Насмотревшись до боли в глазах на залитую солнцем площадь, она вернулась в полумрак комнаты прочесть молитвы перед фотографией Падре Пио, святого, отмеченного стигмами. На фотографии этот святой, чьи чудеса множатся ежедневно, похож на крестьянина с удивленно вытаращенными глазами. Под его портретом — шкафчик без специального назначения, с резными дверцами. Эмилия разместила в нем томик Плутарха, произведения Ариосто, Боккаччо, перевод «Энеиды», несколько трудов о Падре Пио, привезенных ею самой и супругами Валентини из паломничеств в Сан-Джованни-Ротондо, потом «Inferno», «Vita Nuova»[14] и, конечно же, милого ее сердцу Леопарди.
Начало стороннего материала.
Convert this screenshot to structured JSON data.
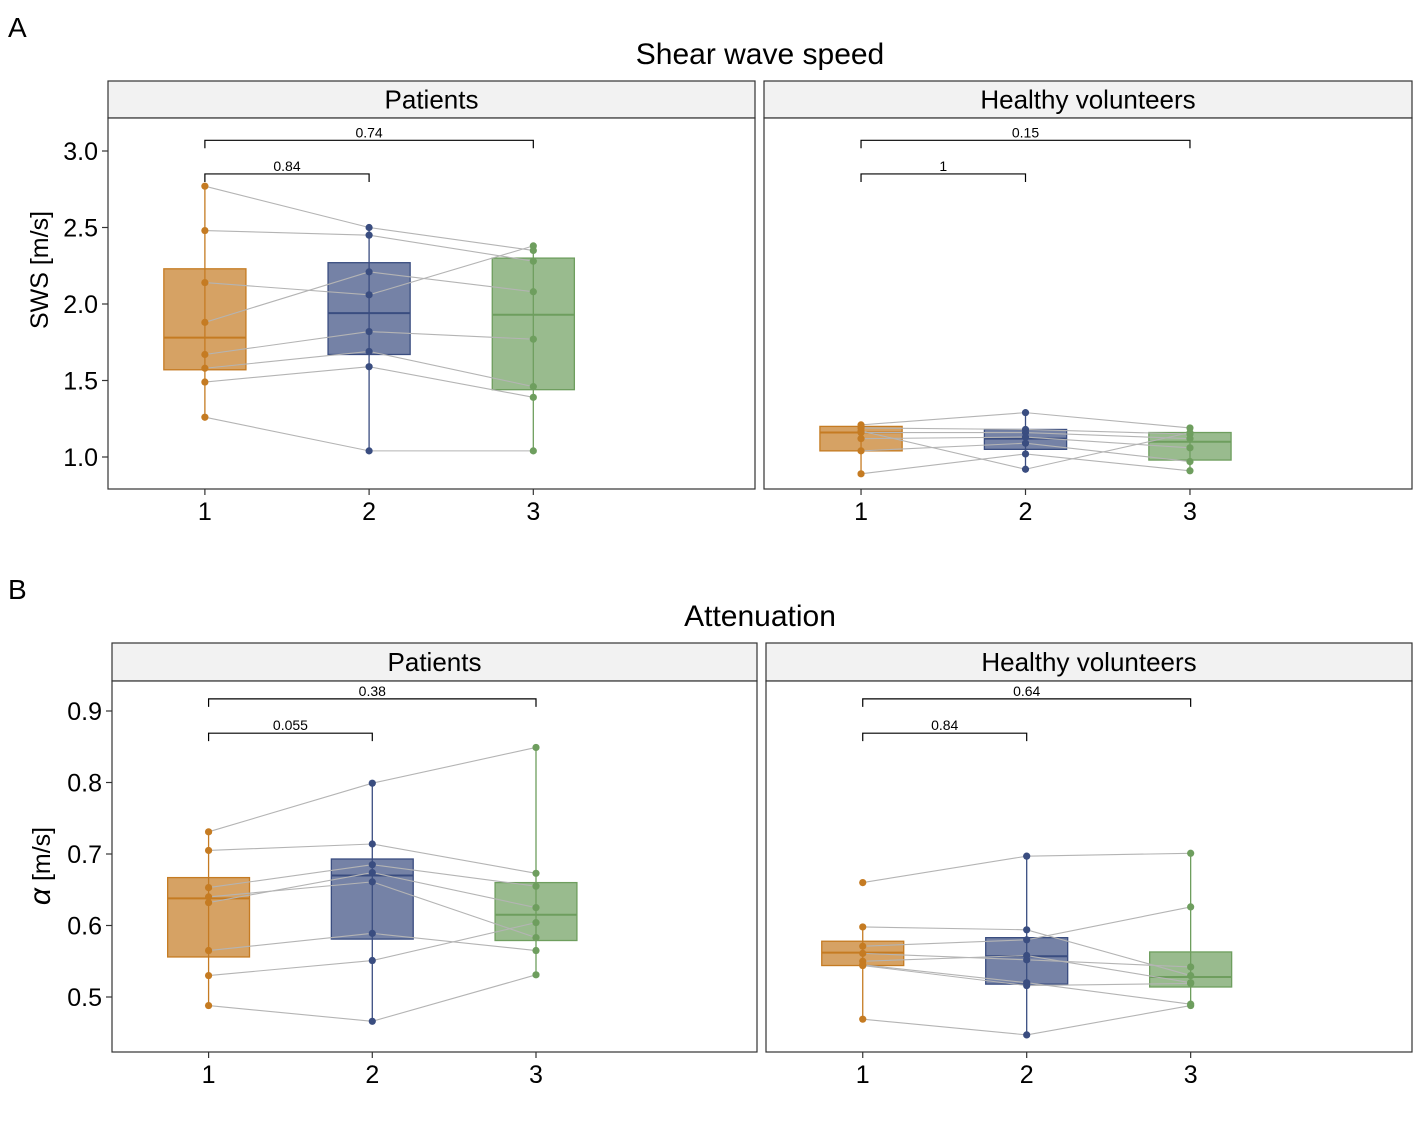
{
  "colors": {
    "group1": "#C57B22",
    "group2": "#3A4D80",
    "group3": "#6E9E5E",
    "strip_bg": "#F2F2F2",
    "line": "#B4B4B4"
  },
  "chart_data": [
    {
      "type": "box",
      "panel_label": "A",
      "title": "Shear wave speed",
      "ylabel": "SWS [m/s]",
      "ylim": [
        0.79,
        3.2
      ],
      "yticks": [
        "1.0",
        "1.5",
        "2.0",
        "2.5",
        "3.0"
      ],
      "categories": [
        "1",
        "2",
        "3"
      ],
      "facets": [
        {
          "name": "Patients",
          "points": [
            [
              2.77,
              2.5,
              2.35
            ],
            [
              2.48,
              2.45,
              2.28
            ],
            [
              2.14,
              2.06,
              2.38
            ],
            [
              1.88,
              2.21,
              2.08
            ],
            [
              1.67,
              1.82,
              1.77
            ],
            [
              1.58,
              1.69,
              1.46
            ],
            [
              1.49,
              1.59,
              1.39
            ],
            [
              1.26,
              1.04,
              1.04
            ]
          ],
          "boxes": [
            {
              "q1": 1.57,
              "median": 1.78,
              "q3": 2.23,
              "lo": 1.26,
              "hi": 2.77
            },
            {
              "q1": 1.67,
              "median": 1.94,
              "q3": 2.27,
              "lo": 1.04,
              "hi": 2.5
            },
            {
              "q1": 1.44,
              "median": 1.93,
              "q3": 2.3,
              "lo": 1.04,
              "hi": 2.38
            }
          ],
          "brackets": [
            {
              "from": 1,
              "to": 3,
              "label": "0.74",
              "y": 3.07
            },
            {
              "from": 1,
              "to": 2,
              "label": "0.84",
              "y": 2.85
            }
          ]
        },
        {
          "name": "Healthy volunteers",
          "points": [
            [
              1.21,
              1.29,
              1.19
            ],
            [
              1.19,
              1.18,
              1.15
            ],
            [
              1.16,
              1.16,
              1.12
            ],
            [
              1.12,
              1.13,
              1.06
            ],
            [
              1.04,
              1.09,
              0.97
            ],
            [
              0.89,
              1.02,
              0.91
            ],
            [
              1.17,
              0.92,
              1.16
            ]
          ],
          "boxes": [
            {
              "q1": 1.04,
              "median": 1.16,
              "q3": 1.2,
              "lo": 0.89,
              "hi": 1.22
            },
            {
              "q1": 1.05,
              "median": 1.12,
              "q3": 1.18,
              "lo": 0.92,
              "hi": 1.29
            },
            {
              "q1": 0.98,
              "median": 1.1,
              "q3": 1.16,
              "lo": 0.91,
              "hi": 1.19
            }
          ],
          "brackets": [
            {
              "from": 1,
              "to": 3,
              "label": "0.15",
              "y": 3.07
            },
            {
              "from": 1,
              "to": 2,
              "label": "1",
              "y": 2.85
            }
          ]
        }
      ]
    },
    {
      "type": "box",
      "panel_label": "B",
      "title": "Attenuation",
      "ylabel_symbol": "α",
      "ylabel": "[m/s]",
      "ylim": [
        0.44,
        0.94
      ],
      "yticks": [
        "0.5",
        "0.6",
        "0.7",
        "0.8",
        "0.9"
      ],
      "categories": [
        "1",
        "2",
        "3"
      ],
      "facets": [
        {
          "name": "Patients",
          "points": [
            [
              0.731,
              0.799,
              0.849
            ],
            [
              0.705,
              0.714,
              0.673
            ],
            [
              0.653,
              0.685,
              0.655
            ],
            [
              0.64,
              0.661,
              0.583
            ],
            [
              0.632,
              0.674,
              0.625
            ],
            [
              0.565,
              0.589,
              0.565
            ],
            [
              0.53,
              0.551,
              0.604
            ],
            [
              0.488,
              0.466,
              0.531
            ]
          ],
          "boxes": [
            {
              "q1": 0.556,
              "median": 0.638,
              "q3": 0.667,
              "lo": 0.488,
              "hi": 0.731
            },
            {
              "q1": 0.581,
              "median": 0.67,
              "q3": 0.693,
              "lo": 0.466,
              "hi": 0.799
            },
            {
              "q1": 0.579,
              "median": 0.615,
              "q3": 0.66,
              "lo": 0.531,
              "hi": 0.849
            }
          ],
          "brackets": [
            {
              "from": 1,
              "to": 3,
              "label": "0.38",
              "y": 0.917
            },
            {
              "from": 1,
              "to": 2,
              "label": "0.055",
              "y": 0.869
            }
          ]
        },
        {
          "name": "Healthy volunteers",
          "points": [
            [
              0.66,
              0.697,
              0.701
            ],
            [
              0.598,
              0.594,
              0.53
            ],
            [
              0.571,
              0.58,
              0.626
            ],
            [
              0.561,
              0.552,
              0.542
            ],
            [
              0.55,
              0.558,
              0.52
            ],
            [
              0.544,
              0.516,
              0.519
            ],
            [
              0.545,
              0.52,
              0.49
            ],
            [
              0.469,
              0.447,
              0.488
            ]
          ],
          "boxes": [
            {
              "q1": 0.544,
              "median": 0.562,
              "q3": 0.578,
              "lo": 0.469,
              "hi": 0.598
            },
            {
              "q1": 0.518,
              "median": 0.557,
              "q3": 0.583,
              "lo": 0.447,
              "hi": 0.697
            },
            {
              "q1": 0.514,
              "median": 0.528,
              "q3": 0.563,
              "lo": 0.488,
              "hi": 0.701
            }
          ],
          "brackets": [
            {
              "from": 1,
              "to": 3,
              "label": "0.64",
              "y": 0.917
            },
            {
              "from": 1,
              "to": 2,
              "label": "0.84",
              "y": 0.869
            }
          ]
        }
      ]
    }
  ]
}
Самый замечательный предмет гостиной — люстра над столом. Это изобретение или, как говорит сам синьор Валентини, его детище. Оно представляет собою пень, один из корней которого образует укрытие, где размещены персонажи Рождества: по лесу идут волхвы в сопровождении свиты. Над пнем кружатся жестяные звезды. Вся модель вращается на оси в прикрепленном к потолку подшипнике. Почти Кальдер[15], хоть о нем он ничего и не слышал, синьор Валентини изобрел подвижную скульптуру.
В семь часов, умывшись в закутке, где в ее распоряжении имеются кувшин и таз на столе под кретоновой накидкой, Эмилия идет на кухню завтракать с хозяевами.
— Сегодня ночью, — говорит синьора Валентини, пожилая грузная женщина, — мне послышался запах фиалок. Но очень слабый, я не вполне уверена.
Запах фиалок — признак присутствия Падре Пио, живого святого, отмеченного стигмами и обладающего даром вездесущности. Он пребывает в своем монастыре в Сан-Джованни и вдруг появляется перед вами собственной персоной, или, во всяком случае, вы ощущаете запах фиалок.